If you don’t have the energy to do this kind of questioning, at least maintain your sense of stronghold in another part of the body. Guard against the thoughts commenting on how long the pain or exhaustion has been going on, or how much longer it might go on. Don’t think about those things, for they’re not helpful at all. The helpful thoughts are saying, “How do I maintain my awareness right now? How do I deal with the sensation I’m feeling right now?” As for the sensation of the pain you felt two seconds ago, you can let it go. It’s not there any more. All that’s there is your memory of it and the stories you’ve built around it. As for how many more hours, or days, or weeks the pain is going to keep going on, don’t think about those things. Otherwise, you weigh the present moment down with too long a stretch of time, too many burdens, so of course it’s going to cave in. Give it just the duty of being with the present moment. Thoughts of who you were in the past or who you’re going to be in the future are unskillful ideas of self right now. Adjust your sense of who you are to fit the amount of wellbeing you can actually maintain. That can be your stronghold.

So, learn to be a warrior. Sometimes warriors have to admit temporary defeat, sometimes they have to go into retreat, but they don’t totally give in. They simply adjust their tactics to deal with the situation as it presents itself. Just like the situation in Thailand when England and France were gobbling up colonies: Thailand had to give up some of its provinces. It was either that or else give up its independence entirely. So the Thais were willing to make sacrifices in order to maintain at least something of their sovereignty. As a Thai saying goes, if you have to give up your arm to save your life, choose your life over the arm. There are times when the body is sick and you have to give up your sense of yourself as being strong and healthy — at least for the time being. “Okay, I’m sick. I’ve got to deal with this sickness with the tools I’ve got.” Don’t totally give in.
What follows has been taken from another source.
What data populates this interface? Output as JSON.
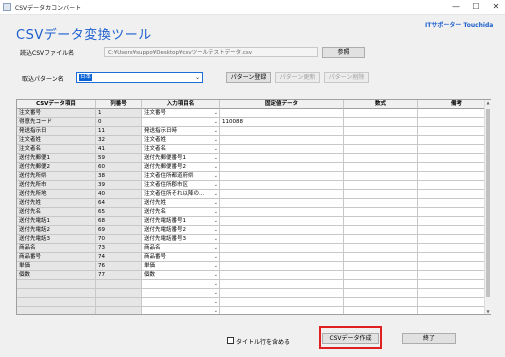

The same with your emotions: Sometimes your emotions get really strong, and you have to lie low. The emotion is there, but you don’t have to identify with it. This is your alternative. You don’t have to act on the emotion and you don’t have to squeeze it behind a mental partition and deny that it’s there. You admit that it’s there and then just lay claim to another part of the mind, another part of the body, as your stronghold for the time being. That way, even though you’re in reduced circumstances, you’re not totally wiped out. You’re still developing some very important habits: the patience, endurance, concentration, mindfulness, and discernment that will serve you in good stead no matter what the situation.

The Buddha never promised us that everything was going to be lovely in the present moment, or that all you have to do is think nice thoughts and the world will be nice in return. He keeps having us reflect on the fact that aging, illness, and death are normal. The world is swept away, he says. It does not endure. It offers no shelter. There is no one in charge. But, he says, here are the tools for finding happiness in the midst of a world that’s getting swept away all the time. These are your weapons; this is your stronghold. Just make sure that you maintain that heart of a warrior and the wisdom of a warrior who knows which battles are worth taking on, which are worth dropping, which ones are worth avoiding. That wisdom is what will see you through.